Tuesday, 14 July 2009
Learn to love a slug?
"Learn to love a slug." That's what one of the wildlife sites advises. Give it plenty of organic debris, like fallen leaves and flowers, and it will clean up your garden for you and be too busy to chomp the plants you value. Hah! My garden is not tidy. It is a morass of vegetation, some dead, some dying, some springing to life. At the moment there are foxglove flowers littering the ground everywhere. Do the slugs help to tidy them up? Do they weecht. No, they prefer to munch on my lovely violas. I have had one success though. I have been growing salad leaves in small troughs by the kitchen door. In an effort to deter the slugs I've been emptying the used coffee grounds into the troughs and around their rims and bases. The salad seems to grow quite happily through the mulch of grounds and the slugs have left them alone. Unfortunately so have I and now they have bolted everywhere. I should have let the slugs have 'em. Salad pah, you can't even deep fat fry it. If only chocolate hobnobs grew in tubs of compost.
(BTW I have only just discovered if you click on the thumbnail pics they'll open in to a larger image.)
Sunday, 12 July 2009
Pretty things
Posting these pics I took yesterday because it's raining today, so I sat down to do some filing and organising of my finances and of course immediately started multi-shirking on the computer. I'm loving the lush greeness in the first tier at the moment. Another surprise rose has popped up. This time a scarlet show-off that clashes magnificently with the crimson rose from earlier in the week. The pansies have recovered from the slugs' attentions. They have been flowering steadily since March (when not acting as a slug salad bar). And finally a delicate clematis just starting to open at the steps to the second tier.
In the garden this weekend
Let’s get back to the important things like birds, bees and butterflies. I think the first pic is a meadow brown on the hebe. It moved very quickly and I couldn’t get a look at the uppersides of its wings. There was also a red admiral around and a small tortoiseshell (2nd pic) but again neither stopped to feed for long. There doesn’t seem to be enough to make them want to stop in the garden at the moment. I think next year I will plant some cosmos and lobelia which, in my Tilly garden, used to attract hoards of tortoiseshells, whites and red admirals.
Friday, 10 July 2009
The third tier
The last post was far too long and boring so I’m going to gallop through the rest of the garden.
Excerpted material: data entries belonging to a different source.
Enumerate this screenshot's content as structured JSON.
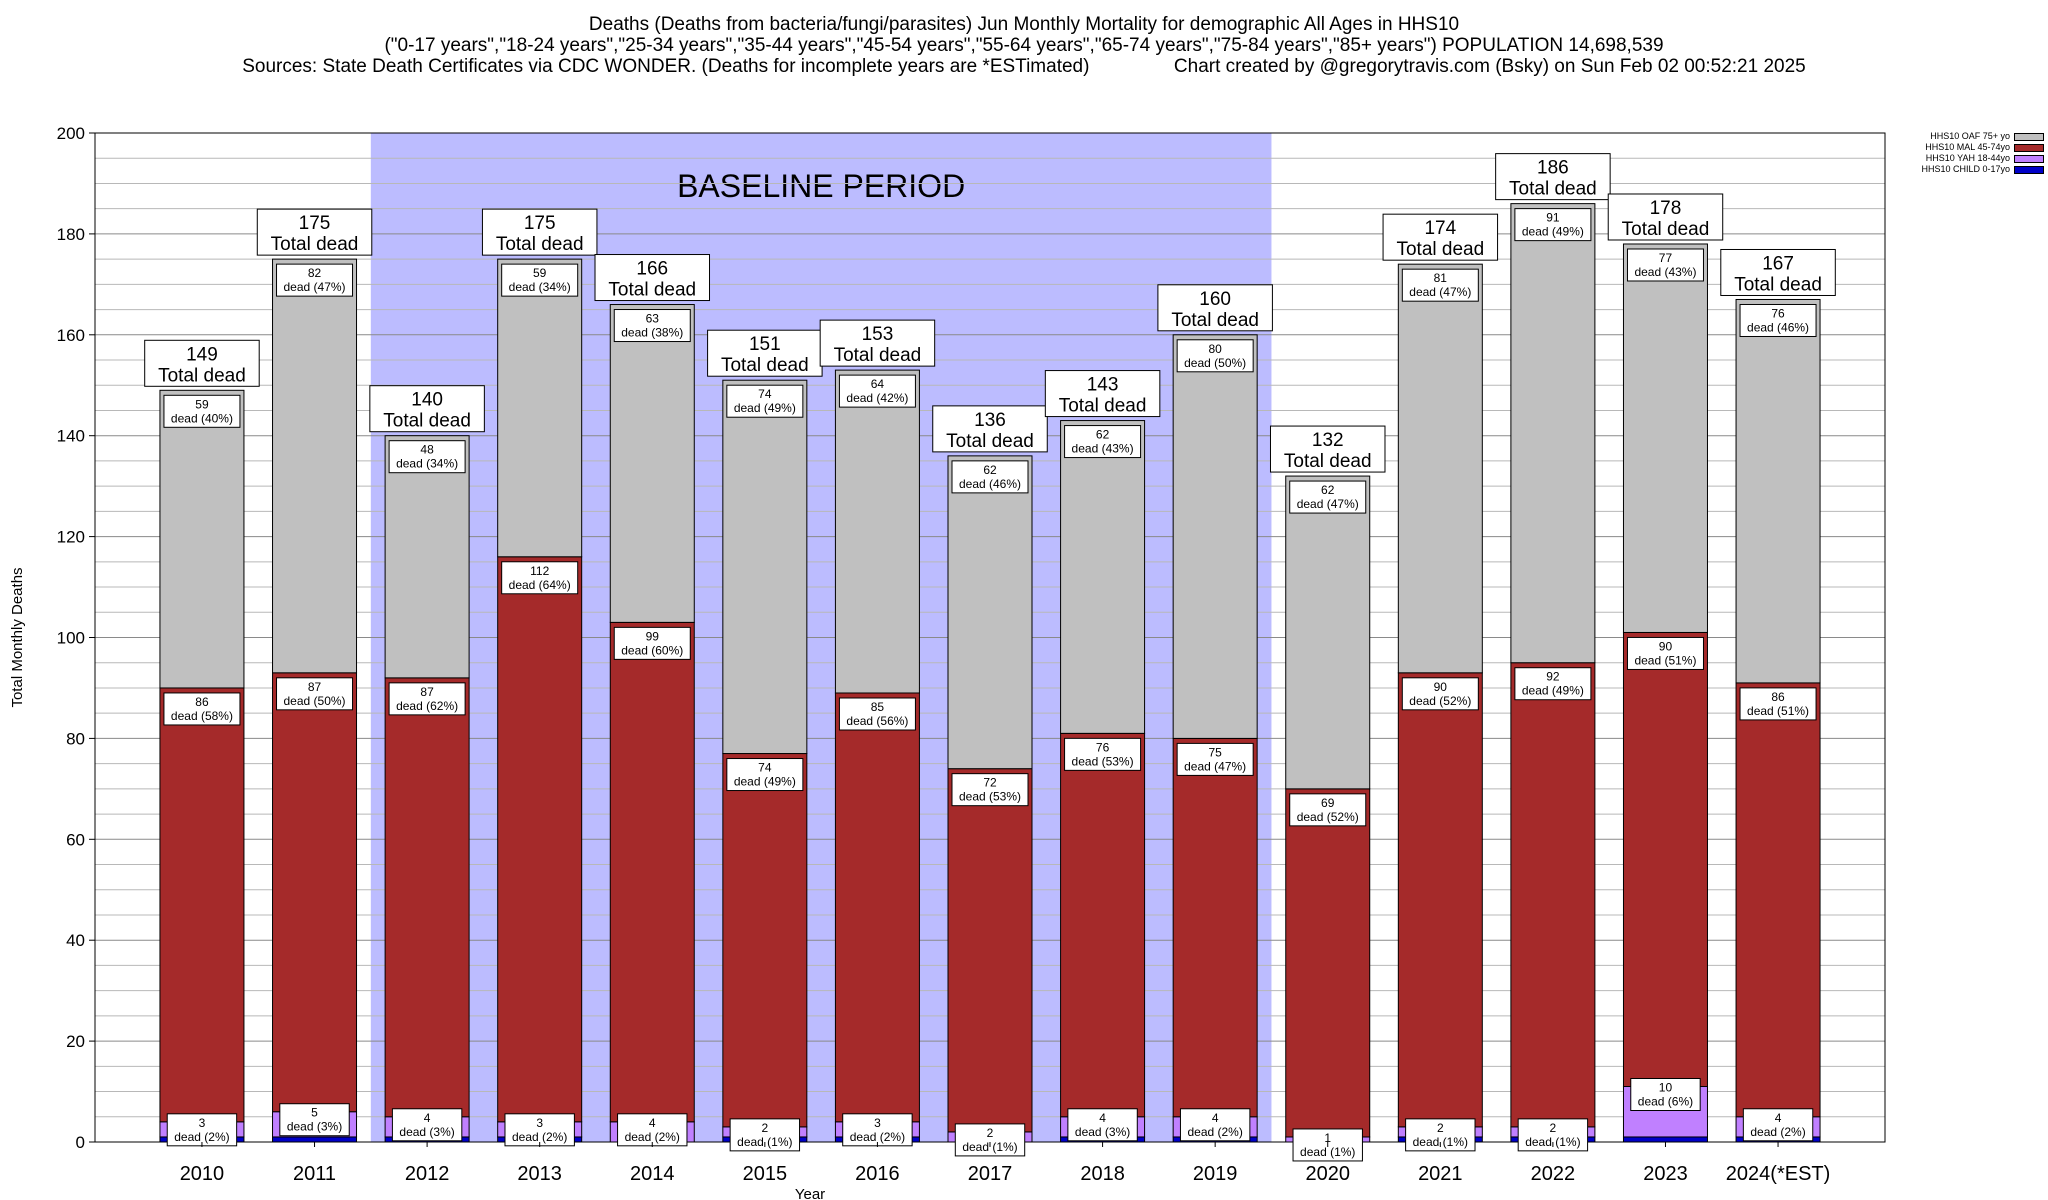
{
  "title": {
    "line1": "Deaths (Deaths from bacteria/fungi/parasites) Jun Monthly Mortality for demographic All Ages in HHS10",
    "line2": "(\"0-17 years\",\"18-24 years\",\"25-34 years\",\"35-44 years\",\"45-54 years\",\"55-64 years\",\"65-74 years\",\"75-84 years\",\"85+ years\") POPULATION 14,698,539",
    "line3_left": "Sources: State Death Certificates via CDC WONDER. (Deaths for incomplete years are *ESTimated)",
    "line3_right": "Chart created by @gregorytravis.com (Bsky) on Sun Feb 02 00:52:21 2025"
  },
  "chart_data": {
    "type": "bar",
    "stacked": true,
    "categories": [
      "2010",
      "2011",
      "2012",
      "2013",
      "2014",
      "2015",
      "2016",
      "2017",
      "2018",
      "2019",
      "2020",
      "2021",
      "2022",
      "2023",
      "2024(*EST)"
    ],
    "series": [
      {
        "name": "HHS10 CHILD 0-17yo",
        "color": "#0000c8",
        "values": [
          1,
          1,
          1,
          1,
          0,
          1,
          1,
          0,
          1,
          1,
          0,
          1,
          1,
          1,
          1
        ]
      },
      {
        "name": "HHS10 YAH 18-44yo",
        "color": "#c080ff",
        "values": [
          3,
          5,
          4,
          3,
          4,
          2,
          3,
          2,
          4,
          4,
          1,
          2,
          2,
          10,
          4
        ]
      },
      {
        "name": "HHS10 MAL 45-74yo",
        "color": "#a52a2a",
        "values": [
          86,
          87,
          87,
          112,
          99,
          74,
          85,
          72,
          76,
          75,
          69,
          90,
          92,
          90,
          86
        ]
      },
      {
        "name": "HHS10 OAF 75+ yo",
        "color": "#c0c0c0",
        "values": [
          59,
          82,
          48,
          59,
          63,
          74,
          64,
          62,
          62,
          80,
          62,
          81,
          91,
          77,
          76
        ]
      }
    ],
    "totals": [
      149,
      175,
      140,
      175,
      166,
      151,
      153,
      136,
      143,
      160,
      132,
      174,
      186,
      178,
      167
    ],
    "pct_labels": {
      "oaf": [
        "dead (40%)",
        "dead (47%)",
        "dead (34%)",
        "dead (34%)",
        "dead (38%)",
        "dead (49%)",
        "dead (42%)",
        "dead (46%)",
        "dead (43%)",
        "dead (50%)",
        "dead (47%)",
        "dead (47%)",
        "dead (49%)",
        "dead (43%)",
        "dead (46%)"
      ],
      "mal": [
        "dead (58%)",
        "dead (50%)",
        "dead (62%)",
        "dead (64%)",
        "dead (60%)",
        "dead (49%)",
        "dead (56%)",
        "dead (53%)",
        "dead (53%)",
        "dead (47%)",
        "dead (52%)",
        "dead (52%)",
        "dead (49%)",
        "dead (51%)",
        "dead (51%)"
      ],
      "yah": [
        "dead (2%)",
        "dead (3%)",
        "dead (3%)",
        "dead (2%)",
        "dead (2%)",
        "dead (1%)",
        "dead (2%)",
        "dead (1%)",
        "dead (3%)",
        "dead (2%)",
        "dead (1%)",
        "dead (1%)",
        "dead (1%)",
        "dead (6%)",
        "dead (2%)"
      ]
    },
    "total_suffix": "Total dead",
    "xlabel": "Year",
    "ylabel": "Total Monthly Deaths",
    "ylim": [
      0,
      200
    ],
    "yticks": [
      0,
      20,
      40,
      60,
      80,
      100,
      120,
      140,
      160,
      180,
      200
    ],
    "minor_grid_step": 5,
    "grid": true,
    "legend_position": "top-right",
    "baseline_period": {
      "label": "BASELINE PERIOD",
      "from": "2012",
      "to": "2019",
      "color": "#bcbcff"
    }
  }
}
Up the steps to the third tier, summerhouse on the right, which is slowly being stripped to the wood by effing wasps looking for nest building material; a decking area, perfect for sitting in the sun watching the loch; red gravel area, don’t know what the original purpose was but I was thinking of putting in raised veg beds, only problem is the salt wind which, when in the mood, blasts across the top of the garden. On the left, lawn and a higgedly-piggedly line of conifers whose burnt brown patches show they are not at all happy with the salt wind. Up another small flight of steps, more lawn on the left, small stream in upper left corner surrounded by nettles and brambles, more conifers. To the right a mossy flat, a large stand of hebes in the corner and a hugely overgrown leylandii hedge marks the right boundary.